Figure 2.. Growth and developmental milestones associated with SMC3 pLoF compared with pathogenic missense/in-frame indels.

a. Growth measurements adjusted for age and sex (Z-score) are shown for SMC3 predicted loss-of-function (LoF) and missense/in-frame indel cases. ‘Postnatal’ measurements are at the time of study enrollment/sampling. b. Age at which developmental milestones were reached for the two categories of SMC3 variants (LoF vs pathogenic missense/in-frame indel). 25^th/50^th/75^th centiles of population data (Denver II, via DECIPHER) are shown at the right of each figure in (b). Missense/in-frame indel data were obtained from . Plots are standard boxplots. Statistical comparisons are the Mann-Whitney U test (Wilcoxon).

Figure. 3.. Gene expression in wild-type and SMC3^+/− tissues.

a. GTEx data demonstrate that only a single, full-length SMC3 isoform (ENST00000361804.4) is expressed at an appreciable level in any adult human tissue represented (https://gtexportal.org/home/gene/SMC3). b. pLoF SMC3 variants (LoF; nonsense, frameshift indel, splice site) in hematopoietic and lymphoid tumors correlate with decreased SMC3 gene expression, to a mean of 71.9% of wild-type (wt) (p=0.019, Mann-Whitney U test). Data derived from the Cancer Cell Line Encyclopedia (CCLE) (http://xenabrowser.net). c-d. Comparison of genes with altered expression in early postnatal Smc3^+/− mouse cortex and those altered in a late prenatal Nipbl^+/− mouse whole brain. c. 50 of 406 (12.3%) differentially expressed genes (DEGs) any age (P1, P3, P7, P14, P21) in Smc3^+/− mice overlap with 3,507 DEGs in E17.5 Nipbl^+/− mice (top). 9 of 58 (15.5%) DEGs in 2+ ages in Smc3^+/− mice overlap with those same 3,507 genes (bottom). d. Neither of these is significantly different from chance (3,507/30,686 total genes; 11.4%) (any age p=0.632, chi-squared test of proportions; 2+ ages p=0.441). See Methods for derivation of denominator of 30,686 genes and Discussion for a commentary on methodological differences between the two models. e. Minimal displacement embedding of pseudobulk-averaged, z-normalized expression profiles from a genome-wide Perturb-seq experiment in K562 CML cells (plot generated via https://gwps.wi.mit.edu/). Each dot is one of 1,973 genes with strong transcriptomic signatures. The SMC3 knockdown transcriptional disturbances group tightly with those of other cohesin genes (pink) and even an epigenetic regulator occasionally mutated in CdLS-like patients (EP300).
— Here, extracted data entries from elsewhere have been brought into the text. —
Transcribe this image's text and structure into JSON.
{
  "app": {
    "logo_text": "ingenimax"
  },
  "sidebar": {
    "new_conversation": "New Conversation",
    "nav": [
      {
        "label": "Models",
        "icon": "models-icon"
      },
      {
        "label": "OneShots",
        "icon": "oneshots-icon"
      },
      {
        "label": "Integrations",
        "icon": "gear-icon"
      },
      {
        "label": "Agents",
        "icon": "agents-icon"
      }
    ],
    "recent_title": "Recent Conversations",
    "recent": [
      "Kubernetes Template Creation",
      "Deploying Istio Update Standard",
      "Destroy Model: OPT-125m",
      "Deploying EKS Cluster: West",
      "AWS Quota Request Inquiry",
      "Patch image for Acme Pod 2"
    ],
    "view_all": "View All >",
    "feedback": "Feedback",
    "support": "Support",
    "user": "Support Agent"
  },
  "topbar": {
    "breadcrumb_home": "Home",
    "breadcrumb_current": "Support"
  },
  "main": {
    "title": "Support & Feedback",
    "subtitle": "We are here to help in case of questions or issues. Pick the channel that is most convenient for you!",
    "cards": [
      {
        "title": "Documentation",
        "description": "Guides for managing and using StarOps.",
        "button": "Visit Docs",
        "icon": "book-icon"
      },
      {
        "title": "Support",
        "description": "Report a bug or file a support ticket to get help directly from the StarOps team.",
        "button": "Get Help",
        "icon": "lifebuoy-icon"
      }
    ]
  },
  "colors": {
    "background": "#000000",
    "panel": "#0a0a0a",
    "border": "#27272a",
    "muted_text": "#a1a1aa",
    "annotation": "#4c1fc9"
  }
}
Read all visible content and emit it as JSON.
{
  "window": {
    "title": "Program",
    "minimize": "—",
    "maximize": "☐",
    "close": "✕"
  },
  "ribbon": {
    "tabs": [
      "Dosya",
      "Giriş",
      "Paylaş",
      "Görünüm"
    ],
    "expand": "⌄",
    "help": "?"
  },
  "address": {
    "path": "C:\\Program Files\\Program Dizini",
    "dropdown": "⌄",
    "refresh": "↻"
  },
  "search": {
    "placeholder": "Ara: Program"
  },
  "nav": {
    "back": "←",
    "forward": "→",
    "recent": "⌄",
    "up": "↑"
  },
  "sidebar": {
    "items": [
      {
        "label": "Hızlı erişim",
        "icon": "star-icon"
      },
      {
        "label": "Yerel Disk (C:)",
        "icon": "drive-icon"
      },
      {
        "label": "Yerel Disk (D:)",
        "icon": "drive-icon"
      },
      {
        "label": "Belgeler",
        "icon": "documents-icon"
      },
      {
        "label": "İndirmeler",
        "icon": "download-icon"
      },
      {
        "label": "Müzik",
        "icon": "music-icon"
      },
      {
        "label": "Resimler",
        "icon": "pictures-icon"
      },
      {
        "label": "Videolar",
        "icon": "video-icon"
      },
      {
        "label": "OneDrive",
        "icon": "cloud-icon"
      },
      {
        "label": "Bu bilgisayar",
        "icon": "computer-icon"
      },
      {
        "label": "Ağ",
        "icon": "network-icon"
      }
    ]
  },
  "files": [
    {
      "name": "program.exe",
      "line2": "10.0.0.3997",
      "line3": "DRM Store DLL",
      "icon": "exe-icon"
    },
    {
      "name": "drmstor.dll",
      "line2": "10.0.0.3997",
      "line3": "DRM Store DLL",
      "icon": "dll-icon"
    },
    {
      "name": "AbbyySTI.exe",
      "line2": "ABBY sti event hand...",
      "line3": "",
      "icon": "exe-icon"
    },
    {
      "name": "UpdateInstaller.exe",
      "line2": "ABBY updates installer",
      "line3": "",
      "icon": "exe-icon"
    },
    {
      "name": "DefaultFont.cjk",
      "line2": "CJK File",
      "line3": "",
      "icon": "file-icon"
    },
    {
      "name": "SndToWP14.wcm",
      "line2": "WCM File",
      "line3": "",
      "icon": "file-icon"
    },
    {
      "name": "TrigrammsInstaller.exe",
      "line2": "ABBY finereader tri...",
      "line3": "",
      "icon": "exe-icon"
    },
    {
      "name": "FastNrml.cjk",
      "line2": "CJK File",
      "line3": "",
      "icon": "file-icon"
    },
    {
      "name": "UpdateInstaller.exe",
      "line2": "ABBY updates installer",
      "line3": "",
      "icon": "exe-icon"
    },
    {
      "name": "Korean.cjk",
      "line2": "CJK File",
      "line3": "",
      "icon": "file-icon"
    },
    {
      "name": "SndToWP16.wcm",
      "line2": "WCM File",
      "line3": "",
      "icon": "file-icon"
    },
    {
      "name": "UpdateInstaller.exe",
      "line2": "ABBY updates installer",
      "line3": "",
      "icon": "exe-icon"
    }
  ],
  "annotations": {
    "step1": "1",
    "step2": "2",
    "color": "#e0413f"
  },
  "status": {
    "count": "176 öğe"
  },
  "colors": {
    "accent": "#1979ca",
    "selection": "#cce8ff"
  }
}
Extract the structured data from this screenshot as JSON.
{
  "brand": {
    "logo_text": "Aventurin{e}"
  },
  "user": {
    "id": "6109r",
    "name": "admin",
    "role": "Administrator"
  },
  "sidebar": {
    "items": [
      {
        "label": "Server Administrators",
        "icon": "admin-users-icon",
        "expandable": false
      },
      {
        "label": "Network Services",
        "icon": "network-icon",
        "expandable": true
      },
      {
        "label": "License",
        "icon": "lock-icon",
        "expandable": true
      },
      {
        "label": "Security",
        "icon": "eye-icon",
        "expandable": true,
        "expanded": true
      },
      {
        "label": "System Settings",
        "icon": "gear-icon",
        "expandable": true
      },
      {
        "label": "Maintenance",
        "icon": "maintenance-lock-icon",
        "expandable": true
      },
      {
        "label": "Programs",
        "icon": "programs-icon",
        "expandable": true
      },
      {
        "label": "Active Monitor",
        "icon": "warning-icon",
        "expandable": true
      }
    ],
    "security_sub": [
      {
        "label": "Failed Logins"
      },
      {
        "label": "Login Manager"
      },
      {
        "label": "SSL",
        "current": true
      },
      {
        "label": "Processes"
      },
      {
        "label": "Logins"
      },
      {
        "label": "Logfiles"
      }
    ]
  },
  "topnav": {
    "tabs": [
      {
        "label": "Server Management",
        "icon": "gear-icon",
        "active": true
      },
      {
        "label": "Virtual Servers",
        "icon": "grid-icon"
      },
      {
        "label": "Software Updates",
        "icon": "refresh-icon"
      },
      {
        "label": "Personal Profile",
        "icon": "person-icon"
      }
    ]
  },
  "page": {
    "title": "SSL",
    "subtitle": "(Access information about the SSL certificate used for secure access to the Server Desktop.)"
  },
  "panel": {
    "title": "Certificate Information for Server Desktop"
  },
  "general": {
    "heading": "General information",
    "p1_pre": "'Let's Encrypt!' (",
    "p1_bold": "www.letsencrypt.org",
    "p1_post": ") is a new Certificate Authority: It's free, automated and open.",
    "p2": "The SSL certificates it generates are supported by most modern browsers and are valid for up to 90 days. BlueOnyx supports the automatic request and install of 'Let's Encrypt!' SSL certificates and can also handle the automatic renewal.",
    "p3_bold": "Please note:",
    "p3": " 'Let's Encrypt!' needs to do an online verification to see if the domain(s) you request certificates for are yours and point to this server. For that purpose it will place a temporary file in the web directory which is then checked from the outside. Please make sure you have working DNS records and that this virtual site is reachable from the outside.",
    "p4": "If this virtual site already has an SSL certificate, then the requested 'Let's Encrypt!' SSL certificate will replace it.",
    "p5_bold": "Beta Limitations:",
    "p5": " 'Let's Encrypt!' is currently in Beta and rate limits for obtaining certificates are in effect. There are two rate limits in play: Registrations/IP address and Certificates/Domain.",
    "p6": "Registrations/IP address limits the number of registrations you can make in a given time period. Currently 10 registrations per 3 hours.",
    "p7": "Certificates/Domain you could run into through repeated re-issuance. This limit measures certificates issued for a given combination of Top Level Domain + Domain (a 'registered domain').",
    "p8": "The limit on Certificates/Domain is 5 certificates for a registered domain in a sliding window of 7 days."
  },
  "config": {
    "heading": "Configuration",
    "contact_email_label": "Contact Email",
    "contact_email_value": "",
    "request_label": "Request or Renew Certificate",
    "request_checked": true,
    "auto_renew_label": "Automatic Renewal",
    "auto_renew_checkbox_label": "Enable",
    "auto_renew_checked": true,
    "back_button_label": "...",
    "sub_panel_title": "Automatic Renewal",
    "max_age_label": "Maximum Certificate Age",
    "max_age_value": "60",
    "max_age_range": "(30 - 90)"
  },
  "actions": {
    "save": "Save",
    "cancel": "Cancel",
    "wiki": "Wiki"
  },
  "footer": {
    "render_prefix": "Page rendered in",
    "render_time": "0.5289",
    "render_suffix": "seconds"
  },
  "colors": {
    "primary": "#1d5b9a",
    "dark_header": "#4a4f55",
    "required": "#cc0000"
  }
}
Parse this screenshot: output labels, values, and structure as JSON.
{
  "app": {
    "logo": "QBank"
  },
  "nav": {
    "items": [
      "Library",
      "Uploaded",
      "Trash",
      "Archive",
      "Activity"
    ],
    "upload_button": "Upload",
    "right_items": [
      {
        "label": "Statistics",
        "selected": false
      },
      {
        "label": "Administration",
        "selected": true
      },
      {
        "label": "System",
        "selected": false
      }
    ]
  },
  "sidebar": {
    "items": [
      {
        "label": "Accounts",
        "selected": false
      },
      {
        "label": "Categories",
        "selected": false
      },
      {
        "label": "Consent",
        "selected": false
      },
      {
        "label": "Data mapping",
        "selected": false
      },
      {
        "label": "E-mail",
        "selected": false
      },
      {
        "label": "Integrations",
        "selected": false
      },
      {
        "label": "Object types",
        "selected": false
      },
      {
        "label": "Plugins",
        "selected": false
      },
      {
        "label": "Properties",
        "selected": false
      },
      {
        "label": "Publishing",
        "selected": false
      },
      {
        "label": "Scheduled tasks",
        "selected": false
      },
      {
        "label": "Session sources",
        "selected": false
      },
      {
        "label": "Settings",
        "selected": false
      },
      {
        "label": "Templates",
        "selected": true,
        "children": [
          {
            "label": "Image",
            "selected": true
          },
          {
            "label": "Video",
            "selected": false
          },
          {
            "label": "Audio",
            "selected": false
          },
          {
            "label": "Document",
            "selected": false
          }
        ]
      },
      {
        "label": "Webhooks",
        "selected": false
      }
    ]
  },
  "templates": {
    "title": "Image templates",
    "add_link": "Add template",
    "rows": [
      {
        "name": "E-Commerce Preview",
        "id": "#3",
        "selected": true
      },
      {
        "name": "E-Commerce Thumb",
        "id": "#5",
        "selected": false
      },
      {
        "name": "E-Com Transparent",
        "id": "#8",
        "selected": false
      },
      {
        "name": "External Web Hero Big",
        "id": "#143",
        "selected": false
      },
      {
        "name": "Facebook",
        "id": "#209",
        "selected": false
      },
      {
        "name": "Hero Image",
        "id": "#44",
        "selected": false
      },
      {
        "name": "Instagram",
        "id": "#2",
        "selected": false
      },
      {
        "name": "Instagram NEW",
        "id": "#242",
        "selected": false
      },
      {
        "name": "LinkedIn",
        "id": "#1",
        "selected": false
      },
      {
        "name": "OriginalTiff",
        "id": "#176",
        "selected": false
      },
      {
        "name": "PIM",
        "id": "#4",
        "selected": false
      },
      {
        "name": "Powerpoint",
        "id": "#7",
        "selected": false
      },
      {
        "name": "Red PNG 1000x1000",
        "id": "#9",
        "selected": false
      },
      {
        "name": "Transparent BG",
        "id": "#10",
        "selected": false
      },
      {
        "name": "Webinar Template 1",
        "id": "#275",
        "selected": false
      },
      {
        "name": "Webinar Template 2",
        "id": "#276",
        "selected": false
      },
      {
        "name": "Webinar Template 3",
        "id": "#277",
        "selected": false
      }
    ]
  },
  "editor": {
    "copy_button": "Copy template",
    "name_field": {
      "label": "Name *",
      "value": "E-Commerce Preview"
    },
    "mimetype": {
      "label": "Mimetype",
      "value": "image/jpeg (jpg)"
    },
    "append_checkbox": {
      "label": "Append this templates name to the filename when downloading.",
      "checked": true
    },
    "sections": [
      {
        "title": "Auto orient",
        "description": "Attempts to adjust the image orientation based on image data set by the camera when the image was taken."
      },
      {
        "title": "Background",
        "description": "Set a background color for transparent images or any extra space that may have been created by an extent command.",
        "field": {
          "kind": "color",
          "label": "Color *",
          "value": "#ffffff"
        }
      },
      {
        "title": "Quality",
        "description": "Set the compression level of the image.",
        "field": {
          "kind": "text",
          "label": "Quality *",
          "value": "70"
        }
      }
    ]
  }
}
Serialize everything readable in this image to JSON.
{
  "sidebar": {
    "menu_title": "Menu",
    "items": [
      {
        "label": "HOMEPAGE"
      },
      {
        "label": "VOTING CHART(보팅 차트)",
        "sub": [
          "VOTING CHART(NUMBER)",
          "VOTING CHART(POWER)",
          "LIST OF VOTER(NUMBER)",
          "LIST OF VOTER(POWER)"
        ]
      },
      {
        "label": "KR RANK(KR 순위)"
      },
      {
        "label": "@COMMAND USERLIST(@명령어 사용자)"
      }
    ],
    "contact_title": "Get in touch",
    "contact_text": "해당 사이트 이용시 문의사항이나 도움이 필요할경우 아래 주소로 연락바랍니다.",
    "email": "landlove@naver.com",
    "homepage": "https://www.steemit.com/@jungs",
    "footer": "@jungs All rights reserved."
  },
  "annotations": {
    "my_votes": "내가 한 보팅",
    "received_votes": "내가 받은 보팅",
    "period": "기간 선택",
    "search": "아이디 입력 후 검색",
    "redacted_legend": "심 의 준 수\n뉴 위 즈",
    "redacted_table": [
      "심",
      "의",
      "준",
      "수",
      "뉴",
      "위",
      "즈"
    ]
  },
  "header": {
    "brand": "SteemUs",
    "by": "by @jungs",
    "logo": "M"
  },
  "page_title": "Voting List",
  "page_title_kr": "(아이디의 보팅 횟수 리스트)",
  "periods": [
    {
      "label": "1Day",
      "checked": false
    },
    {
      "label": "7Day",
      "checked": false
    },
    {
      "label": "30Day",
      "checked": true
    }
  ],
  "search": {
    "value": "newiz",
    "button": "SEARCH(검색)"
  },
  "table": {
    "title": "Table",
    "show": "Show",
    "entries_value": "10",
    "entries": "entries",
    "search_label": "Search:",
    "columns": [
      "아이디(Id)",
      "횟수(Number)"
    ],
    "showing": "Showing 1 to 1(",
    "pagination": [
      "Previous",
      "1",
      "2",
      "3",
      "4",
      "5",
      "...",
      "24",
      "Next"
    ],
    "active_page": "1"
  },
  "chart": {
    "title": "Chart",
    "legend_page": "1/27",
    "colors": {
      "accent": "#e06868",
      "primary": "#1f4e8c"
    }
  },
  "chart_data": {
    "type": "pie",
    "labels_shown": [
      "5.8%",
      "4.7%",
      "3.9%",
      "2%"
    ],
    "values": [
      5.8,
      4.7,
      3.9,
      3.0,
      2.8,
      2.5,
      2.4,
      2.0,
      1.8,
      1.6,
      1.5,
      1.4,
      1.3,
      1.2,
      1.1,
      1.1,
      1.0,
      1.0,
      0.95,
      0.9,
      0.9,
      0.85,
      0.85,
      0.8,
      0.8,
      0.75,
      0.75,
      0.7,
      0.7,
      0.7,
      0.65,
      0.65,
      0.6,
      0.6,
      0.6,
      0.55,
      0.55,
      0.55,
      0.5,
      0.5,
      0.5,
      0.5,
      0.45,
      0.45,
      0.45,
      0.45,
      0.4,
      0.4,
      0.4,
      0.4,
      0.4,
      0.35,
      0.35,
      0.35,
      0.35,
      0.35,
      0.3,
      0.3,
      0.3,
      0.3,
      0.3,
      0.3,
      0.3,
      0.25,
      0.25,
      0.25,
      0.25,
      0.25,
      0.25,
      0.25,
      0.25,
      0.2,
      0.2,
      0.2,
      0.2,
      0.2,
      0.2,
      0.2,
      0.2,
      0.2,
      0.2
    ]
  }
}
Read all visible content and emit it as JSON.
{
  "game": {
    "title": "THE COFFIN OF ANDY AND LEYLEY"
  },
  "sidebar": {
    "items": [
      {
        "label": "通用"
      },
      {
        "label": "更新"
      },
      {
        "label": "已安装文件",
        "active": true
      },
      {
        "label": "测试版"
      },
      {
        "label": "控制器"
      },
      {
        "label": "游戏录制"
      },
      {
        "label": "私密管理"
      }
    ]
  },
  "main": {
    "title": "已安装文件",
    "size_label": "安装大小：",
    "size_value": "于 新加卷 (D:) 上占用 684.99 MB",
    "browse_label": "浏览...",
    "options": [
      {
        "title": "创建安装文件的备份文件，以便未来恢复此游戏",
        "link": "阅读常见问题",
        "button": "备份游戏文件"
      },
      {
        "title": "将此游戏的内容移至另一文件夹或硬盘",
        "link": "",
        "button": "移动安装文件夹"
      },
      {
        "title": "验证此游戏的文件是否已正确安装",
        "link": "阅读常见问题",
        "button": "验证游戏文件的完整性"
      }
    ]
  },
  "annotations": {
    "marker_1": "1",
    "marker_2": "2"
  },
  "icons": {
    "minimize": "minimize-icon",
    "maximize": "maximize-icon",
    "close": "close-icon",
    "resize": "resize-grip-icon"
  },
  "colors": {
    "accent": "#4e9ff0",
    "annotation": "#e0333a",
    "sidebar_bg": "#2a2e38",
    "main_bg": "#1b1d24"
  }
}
Figure 4.. Global DNA methylation pattern of SMC3 pLoF compared with that of CdLS.

Multidimensional scaling (MDS) plot of global methylation signature (episignature) of blood-derived DNA. A SMC3 pLoF subject (p.Arg360Ter, purple) does not plot with individuals clinically diagnosed with CdLS (red), instead plotting among the control population (green).

Figure 5.. Hypothesized phenotypic spectra of SMC3 variant types.

Missense (ms) /in-frame (i.f.) indel variants, via an apparent dominant negative mechanism as supported by prior literature, carry the most severe phenotype, with many patients appearing to have atypical Cornelia de Lange syndrome (CdLS). Loss-of-function (LoF) variants carry a milder phenotype, with only some individuals being recognized to have CdLS and some individuals lacking key phenotypic features (growth retardation, developmental delay, characteristic facial dysmorphism). We hypothesize that nullimorphic ms and hypomorphic ms variants also exist.